Thoughts on efficiently solo developing a game without an game engine

I started prototyping a 2D game with Unity. And soon ran to performance and scalability issues using the build-in systems (Tilemap etc). To battle those issues I would need to build custom systems for those anyway, so I again decided to move to just plain C++. The game world is procedurally generated so luckily I don’t need a dedicated editor. As the project begun, I tried to focus on building a game instead of starting building a game framework (entity systems, filesystems, other abstractions etc..).

To reduce boilerplate as much as possible and to make refactoring fast and easy, I don’t use C++ headers for my code. I have one .cpp file that is compiled. That file includes all other .cpp dependencies I have. Much of the game code resides in a single .cpp file which is now around 5000 lines long. I have a build.bat that just uses the MSVC compiler and only use Visual Studio for debugging purposes.
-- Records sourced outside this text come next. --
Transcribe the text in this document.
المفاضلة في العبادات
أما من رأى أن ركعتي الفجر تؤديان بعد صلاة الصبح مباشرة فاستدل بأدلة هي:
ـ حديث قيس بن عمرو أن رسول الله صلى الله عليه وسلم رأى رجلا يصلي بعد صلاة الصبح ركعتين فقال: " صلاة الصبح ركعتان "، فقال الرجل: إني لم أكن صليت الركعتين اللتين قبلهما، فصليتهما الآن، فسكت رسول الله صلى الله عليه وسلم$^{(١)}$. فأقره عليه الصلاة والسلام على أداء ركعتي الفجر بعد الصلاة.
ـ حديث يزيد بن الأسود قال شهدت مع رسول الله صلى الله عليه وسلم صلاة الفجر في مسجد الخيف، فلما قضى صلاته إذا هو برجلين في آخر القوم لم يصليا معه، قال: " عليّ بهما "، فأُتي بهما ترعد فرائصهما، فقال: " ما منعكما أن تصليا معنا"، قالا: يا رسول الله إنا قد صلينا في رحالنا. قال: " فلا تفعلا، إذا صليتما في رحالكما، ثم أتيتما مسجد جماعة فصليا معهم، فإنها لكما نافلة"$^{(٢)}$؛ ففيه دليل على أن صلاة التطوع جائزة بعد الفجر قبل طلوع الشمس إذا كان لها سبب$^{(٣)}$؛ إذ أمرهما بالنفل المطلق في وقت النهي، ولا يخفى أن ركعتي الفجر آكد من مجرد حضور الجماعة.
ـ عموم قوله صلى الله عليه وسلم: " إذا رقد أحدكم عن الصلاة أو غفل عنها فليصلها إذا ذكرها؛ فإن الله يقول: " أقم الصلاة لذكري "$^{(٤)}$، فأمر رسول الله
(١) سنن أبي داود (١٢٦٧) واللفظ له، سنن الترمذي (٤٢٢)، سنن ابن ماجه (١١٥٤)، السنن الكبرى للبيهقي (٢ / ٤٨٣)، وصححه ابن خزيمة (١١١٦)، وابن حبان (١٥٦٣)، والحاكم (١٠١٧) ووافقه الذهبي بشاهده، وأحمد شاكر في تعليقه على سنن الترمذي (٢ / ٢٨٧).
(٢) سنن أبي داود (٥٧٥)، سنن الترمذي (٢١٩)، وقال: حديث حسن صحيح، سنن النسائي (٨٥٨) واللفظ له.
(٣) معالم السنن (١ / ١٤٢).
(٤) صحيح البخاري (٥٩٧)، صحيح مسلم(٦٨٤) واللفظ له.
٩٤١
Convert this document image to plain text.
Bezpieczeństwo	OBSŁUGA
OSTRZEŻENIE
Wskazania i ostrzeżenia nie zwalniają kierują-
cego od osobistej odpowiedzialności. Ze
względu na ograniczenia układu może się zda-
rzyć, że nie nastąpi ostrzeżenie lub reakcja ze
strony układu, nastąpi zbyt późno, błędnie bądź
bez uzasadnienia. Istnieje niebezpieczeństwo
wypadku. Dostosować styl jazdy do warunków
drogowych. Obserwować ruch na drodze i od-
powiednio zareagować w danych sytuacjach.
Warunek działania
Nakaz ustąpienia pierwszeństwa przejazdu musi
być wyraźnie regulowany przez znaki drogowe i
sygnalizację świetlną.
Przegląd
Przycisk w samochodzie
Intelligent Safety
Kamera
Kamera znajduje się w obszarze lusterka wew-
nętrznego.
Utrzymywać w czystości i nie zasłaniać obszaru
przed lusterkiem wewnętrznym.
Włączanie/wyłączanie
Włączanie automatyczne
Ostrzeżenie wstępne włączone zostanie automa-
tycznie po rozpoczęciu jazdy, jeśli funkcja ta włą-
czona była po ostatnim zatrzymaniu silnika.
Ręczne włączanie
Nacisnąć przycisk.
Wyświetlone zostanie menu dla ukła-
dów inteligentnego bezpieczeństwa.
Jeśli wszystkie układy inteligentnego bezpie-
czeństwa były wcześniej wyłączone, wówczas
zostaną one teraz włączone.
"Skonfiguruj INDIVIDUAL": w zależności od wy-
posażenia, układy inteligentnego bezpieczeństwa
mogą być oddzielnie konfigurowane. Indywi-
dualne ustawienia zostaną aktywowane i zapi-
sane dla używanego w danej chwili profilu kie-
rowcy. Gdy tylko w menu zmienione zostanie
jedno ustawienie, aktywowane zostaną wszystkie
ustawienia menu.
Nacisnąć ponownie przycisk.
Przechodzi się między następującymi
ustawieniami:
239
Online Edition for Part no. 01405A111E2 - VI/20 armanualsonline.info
In my code I don’t use classes at all. Just plain structs and functions. I do use templated structs and functions for arrays. I don’t use STL at the moment. Basically, I only use dynamic or fixed array as a container, so I wrote support that myself. I avoid abstraction as much as possible and only do it when it clearly improves code readability and understanding. I do use third-party libraries such as SDL for windowing and input, stb_image for image loading, stb_truetype and fontstash for ASCII text rendering and bgfx for graphics.

This way has worked well for me, keep iteration time low and motivation up. Results come up fast and I don’t spend time thinking code structuring, abstractions, system refactoring. Or should the new class name be XYZManager. At the moment, time to compile and run the game is much lower than script reload and play in current Unity!